President Trump has said he vows to slash prescription drug prices for Americans and blames the “freeloading” of other countries like the UK with nationalised healthcare systems.
“America will not be cheated any longer, and especially will not be cheated by foreign countries,” President Trump said on Friday.
“In some cases, medicine that costs a few dollars in a foreign country costs hundreds of dollars in America for the same pill, with the same ingredients, in the same package, made in the same plant. That is unacceptable,” he added.
The Labour MP Peter Kyle lashed out at Theresa May for refusing to completely rule out a deal with the US post-Brexit: “Just days after the US president took to Twitter to insult the NHS, the prime minister was given a clear opportunity to rule out opening up our health service to private competition from US companies. Her clear refusal to do so underlines her weakness in trade negotiations and should concern us all."

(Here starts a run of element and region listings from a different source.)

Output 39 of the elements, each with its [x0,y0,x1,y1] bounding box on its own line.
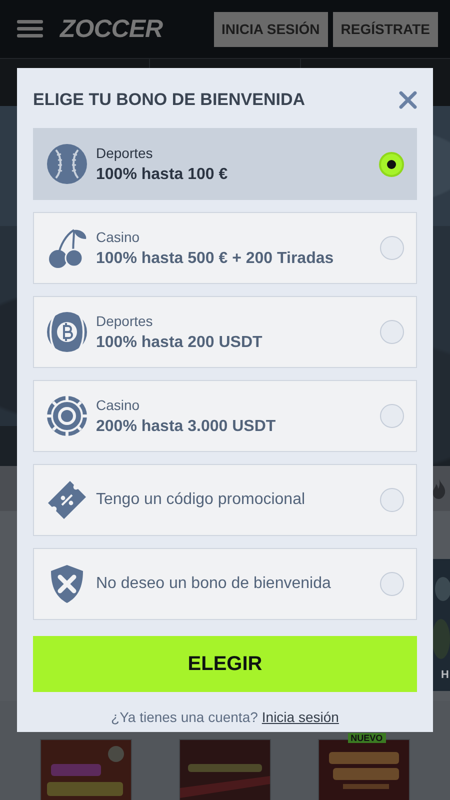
option-offer: 100% hasta 100 € [96,166,229,184]
option-offer: 100% hasta 500 € + 200 Tiradas [96,250,335,268]
bonus-option[interactable]: Casino 100% hasta 500 € + 200 Tiradas [33,212,417,284]
bonus-option[interactable]: Deportes 100% hasta 100 € [33,128,417,200]
bonus-option[interactable]: Casino 200% hasta 3.000 USDT [33,380,417,452]
radio-button[interactable] [379,152,404,176]
option-label: No deseo un bono de bienvenida [96,575,332,593]
flame-icon[interactable] [432,478,446,498]
option-offer: 200% hasta 3.000 USDT [96,418,277,436]
option-category: Deportes [96,144,154,160]
baseball-icon [46,143,88,185]
option-category: Deportes [96,312,154,328]
radio-button[interactable] [380,572,404,596]
radio-button[interactable] [380,404,404,428]
bitcoin-ball-icon [46,311,88,353]
cherries-icon [46,227,88,269]
bitcoin-chip-icon [46,395,88,437]
logo[interactable]: ZOCCER [60,14,163,44]
new-badge: NUEVO [348,733,386,743]
login-link[interactable]: Inicia sesión [262,709,339,725]
game-title: H [441,669,449,681]
choose-button[interactable]: ELEGIR [33,636,417,692]
radio-button[interactable] [380,488,404,512]
header-button[interactable]: INICIA SESIÓN [214,12,328,46]
menu-icon[interactable] [17,20,43,38]
option-category: Casino [96,228,141,244]
bonus-option[interactable]: No deseo un bono de bienvenida [33,548,417,620]
radio-button[interactable] [380,236,404,260]
header-button[interactable]: REGÍSTRATE [332,12,438,46]
option-offer: 100% hasta 200 USDT [96,334,264,352]
ticket-icon [46,479,88,521]
bonus-option[interactable]: Deportes 100% hasta 200 USDT [33,296,417,368]
account-prompt: ¿Ya tienes una cuenta? [111,709,258,725]
radio-button[interactable] [380,320,404,344]
bonus-option[interactable]: Tengo un código promocional [33,464,417,536]
option-label: Tengo un código promocional [96,491,306,509]
close-icon[interactable] [399,91,417,109]
dialog-title: ELIGE TU BONO DE BIENVENIDA [33,90,306,110]
option-category: Casino [96,396,141,412]
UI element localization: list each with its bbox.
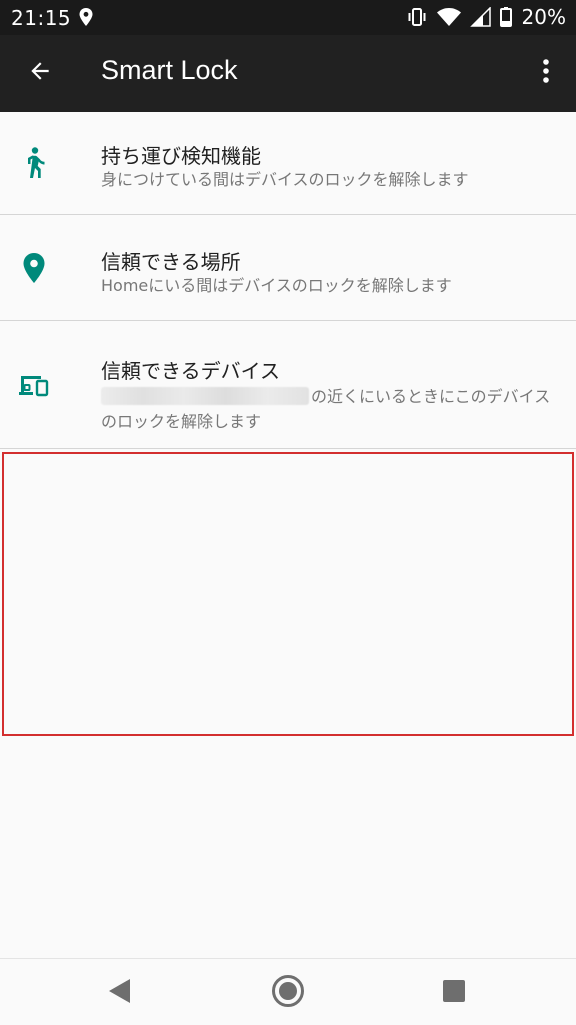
status-time: 21:15 [11,6,72,30]
item-subtitle: 身につけている間はデバイスのロックを解除します [101,170,469,189]
nav-back-button[interactable] [100,973,140,1013]
status-bar: 21:15 20% [0,0,576,35]
back-button[interactable] [20,53,60,93]
vibrate-icon [406,7,428,27]
highlight-box [2,452,574,736]
item-subtitle: Homeにいる間はデバイスのロックを解除します [101,276,452,295]
battery-percent: 20% [521,5,566,29]
more-vert-icon [542,58,550,88]
item-subtitle: の近くにいるときにこのデバイスのロックを解除します [101,384,556,434]
overflow-menu-button[interactable] [532,53,560,93]
list-item-trusted-places[interactable]: 信頼できる場所 Homeにいる間はデバイスのロックを解除します [0,215,576,321]
smart-lock-options-list: 持ち運び検知機能 身につけている間はデバイスのロックを解除します 信頼できる場所… [0,112,576,449]
list-item-on-body-detection[interactable]: 持ち運び検知機能 身につけている間はデバイスのロックを解除します [0,112,576,215]
arrow-back-icon [27,58,53,88]
location-icon [78,8,94,26]
devices-icon [17,368,51,402]
status-icons: 20% [406,5,566,29]
nav-home-icon [271,974,305,1012]
navigation-bar [0,958,576,1025]
item-title: 信頼できるデバイス [101,359,280,383]
item-title: 持ち運び検知機能 [101,144,261,168]
nav-back-icon [108,978,132,1008]
signal-icon [469,7,492,27]
nav-recents-icon [442,979,466,1007]
app-bar: Smart Lock [0,35,576,112]
nav-recents-button[interactable] [434,973,474,1013]
list-item-trusted-devices[interactable]: 信頼できるデバイス の近くにいるときにこのデバイスのロックを解除します [0,321,576,449]
item-title: 信頼できる場所 [101,250,241,274]
battery-icon [499,7,512,27]
location-pin-icon [17,251,51,285]
wifi-icon [436,7,462,27]
page-title: Smart Lock [101,55,238,85]
walking-person-icon [17,146,51,180]
redacted-device-name [101,387,309,405]
nav-home-button[interactable] [268,973,308,1013]
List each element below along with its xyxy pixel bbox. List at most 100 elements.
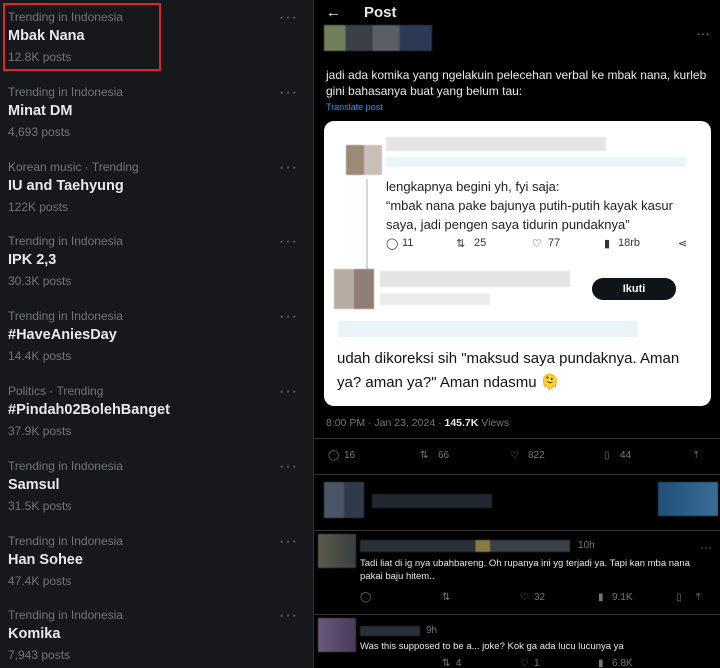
more-icon[interactable]: ··· — [279, 9, 298, 27]
trend-category: Politics · Trending — [8, 384, 104, 398]
reply-icon: ◯ — [386, 238, 399, 250]
trending-panel: Trending in Indonesia Mbak Nana 12.8K post… — [0, 0, 313, 668]
post-text: jadi ada komika yang ngelakuin pelecehan… — [326, 68, 707, 98]
trend-item[interactable]: Trending in Indonesia IPK 2,3 30.3K posts ·… — [0, 224, 313, 299]
quoted-views-count: 18rb — [618, 237, 641, 249]
quoted-repost-count: 25 — [474, 237, 487, 249]
reply-repost-count: 4 — [456, 658, 462, 668]
post-time[interactable]: 8:00 PM · Jan 23, 2024 · — [326, 417, 444, 429]
quoted-handle-2 — [380, 293, 490, 305]
trend-item[interactable]: Politics · Trending #Pindah02BolehBanget 3… — [0, 374, 313, 449]
more-icon[interactable]: ··· — [279, 533, 298, 551]
trend-category: Trending in Indonesia — [8, 533, 123, 548]
back-arrow-icon[interactable]: ← — [326, 4, 341, 21]
repost-icon[interactable]: ⇅ — [420, 450, 428, 461]
divider — [314, 614, 720, 615]
trend-name: IU and Taehyung — [8, 177, 124, 194]
reply-avatar[interactable] — [318, 618, 356, 652]
reply-views-count: 6.8K — [612, 658, 633, 668]
trend-count: 30.3K posts — [8, 274, 72, 289]
quoted-body: udah dikoreksi sih "maksud saya pundakny… — [337, 350, 680, 391]
highlight-box — [3, 3, 161, 71]
quoted-stats: ◯ 11 ⇅ 25 ♡ 77 ▮ 18rb ⋖ — [386, 237, 696, 255]
reply-like-count: 1 — [534, 658, 540, 668]
reply-author — [360, 540, 570, 552]
share-icon: ⋖ — [678, 238, 688, 250]
trend-name: #HaveAniesDay — [8, 327, 117, 344]
reply-actions: ⇅ 4 ♡ 1 ▮ 6.8K — [314, 658, 720, 668]
divider — [314, 438, 720, 439]
trend-item[interactable]: Trending in Indonesia Minat DM 4,693 posts… — [0, 75, 313, 150]
trend-category: Trending in Indonesia — [8, 458, 123, 473]
share-icon[interactable]: ⤒ — [694, 450, 698, 461]
reply-count: 16 — [344, 450, 356, 461]
repost-count: 66 — [438, 450, 450, 461]
post-panel: ← Post ··· jadi ada komika yang ngelakui… — [314, 0, 720, 668]
translate-link[interactable]: Translate post — [326, 102, 383, 112]
page-title: Post — [364, 4, 397, 21]
reply-time: 9h — [426, 625, 438, 636]
trend-count: 37.9K posts — [8, 424, 72, 438]
quoted-avatar-2 — [334, 269, 374, 309]
divider — [314, 530, 720, 531]
reply-time: 10h — [578, 540, 595, 551]
more-icon[interactable]: ··· — [279, 383, 298, 401]
quoted-bio — [338, 321, 638, 337]
reply-avatar[interactable] — [318, 534, 356, 568]
quoted-reply-count: 11 — [402, 237, 414, 249]
follow-button[interactable]: Ikuti — [592, 278, 676, 300]
trend-name: Komika — [8, 626, 61, 643]
more-icon[interactable]: ··· — [279, 233, 298, 251]
quoted-like-count: 77 — [548, 237, 561, 249]
views-icon[interactable]: ▮ — [598, 592, 604, 603]
quoted-screenshot[interactable]: lengkapnya begini yh, fyi saja: “mbak na… — [324, 121, 711, 406]
more-icon[interactable]: ··· — [279, 159, 298, 177]
avatar[interactable] — [324, 25, 432, 51]
bookmark-icon[interactable]: ▯ — [676, 592, 682, 603]
trend-count: 7,943 posts — [8, 648, 71, 663]
like-icon[interactable]: ♡ — [510, 450, 519, 461]
trend-count: 31.5K posts — [8, 498, 72, 513]
more-icon[interactable]: ··· — [279, 607, 298, 625]
repost-icon[interactable]: ⇅ — [442, 592, 450, 603]
reply-text: Tadi liat di ig nya ubahbareng. Oh rupan… — [360, 558, 690, 582]
trend-item[interactable]: Trending in Indonesia #HaveAniesDay 14.4K … — [0, 299, 313, 374]
composer-avatar — [324, 482, 364, 518]
trend-item[interactable]: Trending in Indonesia Samsul 31.5K posts ··… — [0, 449, 313, 524]
trend-name: IPK 2,3 — [8, 252, 57, 269]
reply-actions: ◯ ⇅ ♡ 32 ▮ 9.1K ▯ ⤒ — [314, 592, 720, 606]
more-icon[interactable]: ··· — [279, 308, 298, 326]
reply-views-count: 9.1K — [612, 592, 633, 603]
views-icon[interactable]: ▮ — [598, 658, 604, 668]
post-actions: ◯ 16 ⇅ 66 ♡ 822 ▯ 44 ⤒ — [314, 447, 720, 469]
trend-name: #Pindah02BolehBanget — [8, 402, 170, 418]
trend-category: Korean music · Trending — [8, 159, 139, 174]
reply-text: Was this supposed to be a... joke? Kok g… — [360, 641, 624, 652]
trend-item[interactable]: Trending in Indonesia Komika 7,943 posts ··… — [0, 598, 313, 668]
trend-item[interactable]: Korean music · Trending IU and Taehyung 12… — [0, 150, 313, 225]
trend-category: Trending in Indonesia — [8, 84, 123, 99]
share-icon[interactable]: ⤒ — [696, 592, 700, 603]
quoted-author-2 — [380, 271, 570, 287]
repost-icon[interactable]: ⇅ — [442, 658, 450, 668]
trend-count: 4,693 posts — [8, 124, 71, 139]
bookmark-icon[interactable]: ▯ — [604, 450, 610, 461]
trend-name: Samsul — [8, 476, 60, 493]
thread-line — [366, 179, 368, 279]
like-icon[interactable]: ♡ — [520, 592, 529, 603]
more-icon[interactable]: ··· — [279, 458, 298, 476]
trend-category: Trending in Indonesia — [8, 309, 123, 324]
trend-count: 47.4K posts — [8, 573, 72, 588]
like-icon: ♡ — [532, 238, 542, 250]
more-icon[interactable]: ··· — [700, 540, 712, 554]
composer-input[interactable] — [372, 494, 492, 508]
post-meta: 8:00 PM · Jan 23, 2024 · 145.7K Views — [326, 417, 509, 429]
reply-icon[interactable]: ◯ — [360, 592, 371, 603]
like-icon[interactable]: ♡ — [520, 658, 529, 668]
bookmark-count: 44 — [620, 450, 632, 461]
more-icon[interactable]: ··· — [279, 84, 298, 102]
trend-name: Minat DM — [8, 102, 73, 119]
trend-item[interactable]: Trending in Indonesia Han Sohee 47.4K post… — [0, 524, 313, 599]
reply-icon[interactable]: ◯ — [328, 450, 339, 461]
more-icon[interactable]: ··· — [696, 25, 710, 41]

Shadow Health Secretary Jonathan Ashworth told the Huffington Post: “This is yet more evidence the NHS could be at risk in any trade deal. Rather than holding his hand Theresa May needs to send Trump a clear message - our NHS is not for sale.”
Nevertheless, it is still unclear that Trump could influence the drug prices in the UK. Richard Torbett from the Association of the British Pharmaceutical Industry said: “How much the UK spends on healthcare and on medicines is a matter for the UK government and it is not clear to us how the US or any other government would influence this”.
“The way medicines' prices are set in the UK is governed by a voluntary agreement called the Pharmaceutical Price Regulation Scheme, which is negotiated between the global industry and the UK government,” he added.